Ohio native Daniel Arsham is having a historic homecoming. On Tuesday, the Cleveland Cavaliers announced that the artist has been named creative director of the basketball team, making him the first person ever to hold that position. It is also a first for the NBA altogether: no artist has ever been given the title, which typically goes to a pop cultural icon like Drake, who acted as artistic director to the Toronto Raptors.
Arsham will be charged with revitalizing the iconic team’s entire brand identity, a task that spans managing the Cavalier’s social media accounts to designing team apparel. The long-term deal also makes Arsham a minority partner in the team, another first for a collaboration between an artist and professional sports franchise.
Arsham, who is represented by Perrotin gallery in New York, has gained international recognition for his multimedia practice at the intersection of sculpture and architecture. His best known works are eroded casts of cultural objects, from a Delorean, to VHS tapes, to Romanesque busts. The artist was introduced to the Gilberts through the Detroit-based gallerists Anthony and JJ Curis, who presented work by Arsham at the Cranbrook Art Museum and assembled the Gilbert’s art holdings, known as the Fieldhouse collection.

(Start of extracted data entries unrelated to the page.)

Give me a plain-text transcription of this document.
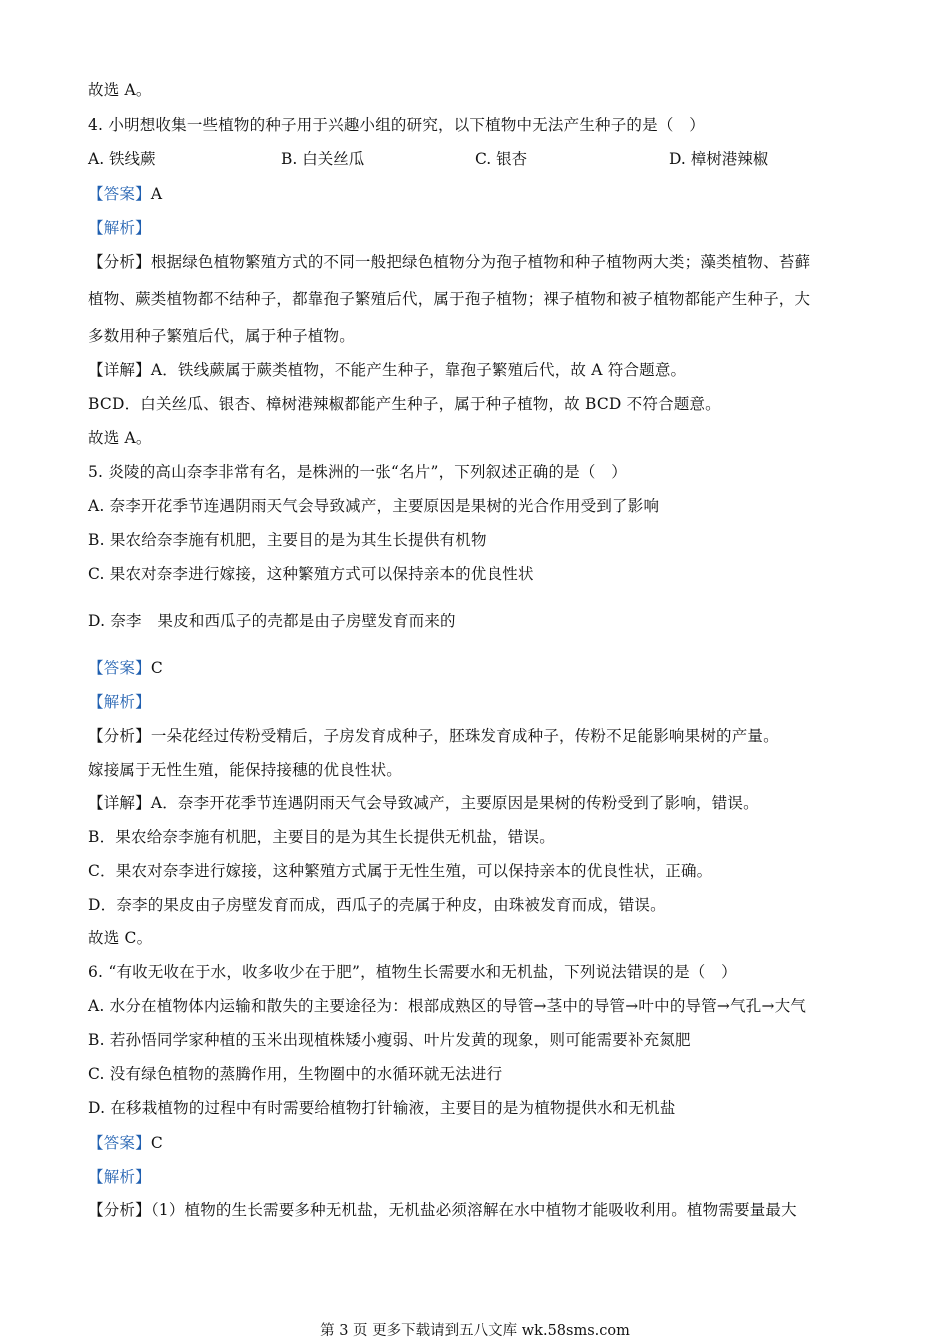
故选 A。
4. 小明想收集一些植物的种子用于兴趣小组的研究，以下植物中无法产生种子的是（　）
A. 铁线蕨	B. 白关丝瓜	C. 银杏	D. 樟树港辣椒
【答案】A
【解析】
【分析】根据绿色植物繁殖方式的不同一般把绿色植物分为孢子植物和种子植物两大类；藻类植物、苔藓
植物、蕨类植物都不结种子，都靠孢子繁殖后代，属于孢子植物；裸子植物和被子植物都能产生种子，大
多数用种子繁殖后代，属于种子植物。
【详解】A．铁线蕨属于蕨类植物，不能产生种子，靠孢子繁殖后代，故 A 符合题意。
BCD．白关丝瓜、银杏、樟树港辣椒都能产生种子，属于种子植物，故 BCD 不符合题意。
故选 A。
5. 炎陵的高山奈李非常有名，是株洲的一张“名片”，下列叙述正确的是（　）
A. 奈李开花季节连遇阴雨天气会导致减产，主要原因是果树的光合作用受到了影响
B. 果农给奈李施有机肥，主要目的是为其生长提供有机物
C. 果农对奈李进行嫁接，这种繁殖方式可以保持亲本的优良性状
D. 奈李　果皮和西瓜子的壳都是由子房壁发育而来的
【答案】C
【解析】
【分析】一朵花经过传粉受精后，子房发育成种子，胚珠发育成种子，传粉不足能影响果树的产量。
嫁接属于无性生殖，能保持接穗的优良性状。
【详解】A．奈李开花季节连遇阴雨天气会导致减产，主要原因是果树的传粉受到了影响，错误。
B．果农给奈李施有机肥，主要目的是为其生长提供无机盐，错误。
C．果农对奈李进行嫁接，这种繁殖方式属于无性生殖，可以保持亲本的优良性状，正确。
D．奈李的果皮由子房壁发育而成，西瓜子的壳属于种皮，由珠被发育而成，错误。
故选 C。
6. “有收无收在于水，收多收少在于肥”，植物生长需要水和无机盐，下列说法错误的是（　）
A. 水分在植物体内运输和散失的主要途径为：根部成熟区的导管→茎中的导管→叶中的导管→气孔→大气
B. 若孙悟同学家种植的玉米出现植株矮小瘦弱、叶片发黄的现象，则可能需要补充氮肥
C. 没有绿色植物的蒸腾作用，生物圈中的水循环就无法进行
D. 在移栽植物的过程中有时需要给植物打针输液，主要目的是为植物提供水和无机盐
【答案】C
【解析】
【分析】（1）植物的生长需要多种无机盐，无机盐必须溶解在水中植物才能吸收利用。植物需要量最大
第 3 页 更多下载请到五八文库 wk.58sms.com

Though the Cavaliers will be Arsham’s priority, the artist will also collaborate with other sports franchises owned by Gilbert, including the Cleveland Monsters in the American Hockey League, the NBA’s Canton Charge, and the Cavs Legion e-sports team.
“Becoming a big brand in the NBA has historically been about geographic location or having a superstar player,” Grant Gilbert, the Gilberts’ son and the team’s director of brand strategy, told the Wall Street Journal. He added that “no team has taken it upon itself to do the things we’re talking about doing in terms of building a new narrative.”